A Woman to Know: Marguerite de la Rocque de Roberval

The poor woman, seeing that she was approaching the ship, drew herself to the edge of the sea, at which place they found her on their arrival. — Queen Marguerite of Navarre

The poor woman, seeing that she was approaching the ship, drew herself to the edge of the sea, at which place they found her on their arrival. — Queen Marguerite of Navarre

(image via Flickr)

This is what we know: French noblewoman Marguerite de la Rocque de Roberval and her wealthy relative Jean-Francois (some say he was her brother, others her uncle, others her cousin) were en route to Quebec in 1542. The King of France asked Jean-Francois to serve as Lieutenant General of “New France,” so Jean-Francois set sail for Canada, convincing Marguerite to come along.

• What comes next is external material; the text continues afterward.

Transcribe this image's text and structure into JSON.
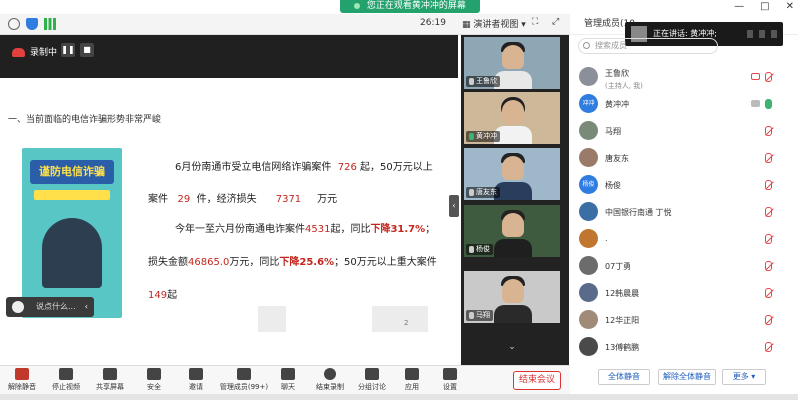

When they got to the first hint of land — a treacherous spot known as “The Isle of Demons” — Jean-Francois abandoned Marguerite, marooning here in the New World.

This is what we’re unsure about: some storytellers say Marguerite took up with a young lover while traveling to New France, and this disgusted her brother/uncle/cousin’s religious sensibilities, leading to his betrayal. Other historians say Jean-Francois likely plotted the whole thing from the start so he could nab Marguerite’s inheritance. Some say he left her with the young lover and a maid servant for company; others report she was entirely alone.

This is what we know, again: Marguerite survived. She had a gun, some knives and a Bible. She learned to defend herself against wild animals, even killing and skinning a bear. She gave birth on the island, alone, and her baby died soon after. In 1544, some fisherman found her and brought her back to civilization. Marguerite insisted upon returning to France immediately, where she told her story to the Queen, who then recorded it in her own writings and ordered an unruly mob to beat Jean-Francois to death. Marguerite herself retired to the countryside, where she founded a private school for girls.